De bonden zullen in het overleg met de werkgever nadrukkelijk de uitkomsten van de ledenraadpleging meenemen en zonodig het sociaal statuut op dit punt laten aanpassen.


* De financiële compensatie voor een medewerker die de bereidheid heeft om in een andere (verder weg liggende) Unit te functioneren ontbreekt.

Ook dit punt zullen de bonden nadrukkelijk onder de aandacht van de werkgever brengen.


* Het sociaal statuut biedt ook geen duidelijkheid op het punt van eventuele organisatorische toekomstige veranderingen. (in sommige IFTs schijnt nu al een andere formatie voor 2005 gecalculeerd te worden)

De bonden zullen dit laten opnemen bij de reikwijdte van het statuut.


* Een vertegenwoordiger van VC NR luidde toch min of meer de noodklok voor de collegas in de ondersteunde diensten. Naar zijn zeggen zou in de beoogde unit Zuid 19% van de collegas in de ondersteunende diensten boventallig geraken.

De bonden zullen in het overleg met de werkgever nadrukkelijk vragen om een zogenaamde spiegeling van de organisatie. De opmerking van deze collega baart de bonden zeer veel zorg. Indien zijn opmerking correct blijk, valt niet uit te sluiten dat een dergelijk probleem zich landelijk zal voordoen. Alsdan zitten we met een niet voorzien reorganisatieprobleem.


* Door de bonden zijn een aantal verduidelijkingsvragen genoteerd over de reikwijdte van sommige artikelen. In het overleg met de werkgever zullen deze vragen adequaat behandeld en ook beantwoord dienen te worden.

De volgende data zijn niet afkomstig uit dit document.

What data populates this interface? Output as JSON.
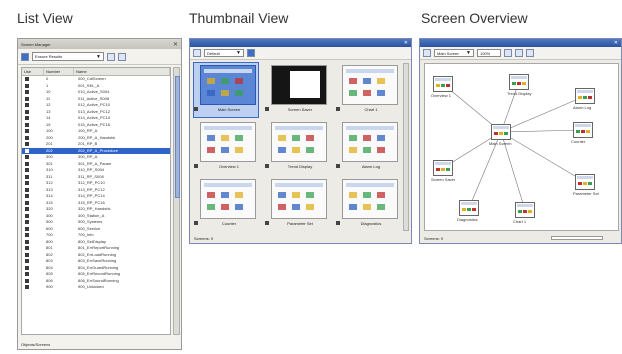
{
  "headings": {
    "list": "List View",
    "thumbnail": "Thumbnail View",
    "overview": "Screen Overview"
  },
  "list_view": {
    "title": "Screen Manager",
    "combo_value": "Ensure Results",
    "columns": [
      "Use",
      "Number",
      "Name"
    ],
    "rows": [
      {
        "number": "0",
        "name": "000_CdiScreen"
      },
      {
        "number": "1",
        "name": "001_SEL_A"
      },
      {
        "number": "10",
        "name": "010_Active_S004"
      },
      {
        "number": "11",
        "name": "011_Active_S008"
      },
      {
        "number": "12",
        "name": "012_Active_PC10"
      },
      {
        "number": "13",
        "name": "013_Active_PC12"
      },
      {
        "number": "14",
        "name": "014_Active_PC14"
      },
      {
        "number": "15",
        "name": "015_Active_PC16"
      },
      {
        "number": "100",
        "name": "100_RP_A"
      },
      {
        "number": "200",
        "name": "200_RP_A_Handshk"
      },
      {
        "number": "201",
        "name": "201_RP_B"
      },
      {
        "number": "202",
        "name": "202_RP_A_Procedure",
        "selected": true
      },
      {
        "number": "300",
        "name": "300_RP_A"
      },
      {
        "number": "301",
        "name": "301_RP_A_Param"
      },
      {
        "number": "310",
        "name": "310_RP_S004"
      },
      {
        "number": "311",
        "name": "311_RP_S008"
      },
      {
        "number": "312",
        "name": "312_RP_PC10"
      },
      {
        "number": "313",
        "name": "313_RP_PC12"
      },
      {
        "number": "314",
        "name": "314_RP_PC14"
      },
      {
        "number": "315",
        "name": "315_RP_PC16"
      },
      {
        "number": "320",
        "name": "320_RP_Handshk"
      },
      {
        "number": "400",
        "name": "400_Station_A"
      },
      {
        "number": "500",
        "name": "500_Systems"
      },
      {
        "number": "600",
        "name": "600_Service"
      },
      {
        "number": "700",
        "name": "700_Info"
      },
      {
        "number": "800",
        "name": "800_SetDisplay"
      },
      {
        "number": "801",
        "name": "801_ErrReportRunning"
      },
      {
        "number": "802",
        "name": "802_ErrLoadRunning"
      },
      {
        "number": "803",
        "name": "803_ErrSaveRunning"
      },
      {
        "number": "804",
        "name": "804_ErrGuardRunning"
      },
      {
        "number": "805",
        "name": "805_ErrRecordRunning"
      },
      {
        "number": "806",
        "name": "806_ErrSoundRunning"
      },
      {
        "number": "900",
        "name": "900_Unlocked"
      }
    ],
    "status": "Objects/Screens"
  },
  "thumbnail_view": {
    "combo_value": "Default",
    "thumbnails": [
      {
        "label": "Main Screen",
        "selected": true
      },
      {
        "label": "Screen Saver",
        "dark": true
      },
      {
        "label": "Chart 1"
      },
      {
        "label": "Overview 1"
      },
      {
        "label": "Trend Display"
      },
      {
        "label": "Alarm Log"
      },
      {
        "label": "Counter"
      },
      {
        "label": "Parameter Set"
      },
      {
        "label": "Diagnostics"
      }
    ],
    "status": "Screens: 9"
  },
  "overview": {
    "combo_value": "Main Screen",
    "zoom_value": "100%",
    "node_labels": [
      "Overview 1",
      "Trend Display",
      "Main Screen",
      "Alarm Log",
      "Counter",
      "Parameter Set",
      "Diagnostics",
      "Chart 1",
      "Screen Saver"
    ],
    "status": "Screens: 9"
  }
}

Al met al waren de leden gematigd positief over het sociaal statuut. Tegelijkertijd dient te worden vastgesteld dat er nog wel degelijk een aantal mutaties dienen te worden aangebracht in het sociaal statuut alvorens de bonden groen licht zullen geven. Er bestaat namelijk nog teveel onrust en onzekerheid bij onze leden om onverkort met het sociaal statuut akkoord te gaan.

Tot slot verwoordde één collega namens velen het verzoek om het sociaal statuut wat werknemersvriendelijker op te stellen.

De bonden zullen bij de werkgever aandringen om bij een aantal artikelen een soort memorie van toelichting te schrijven.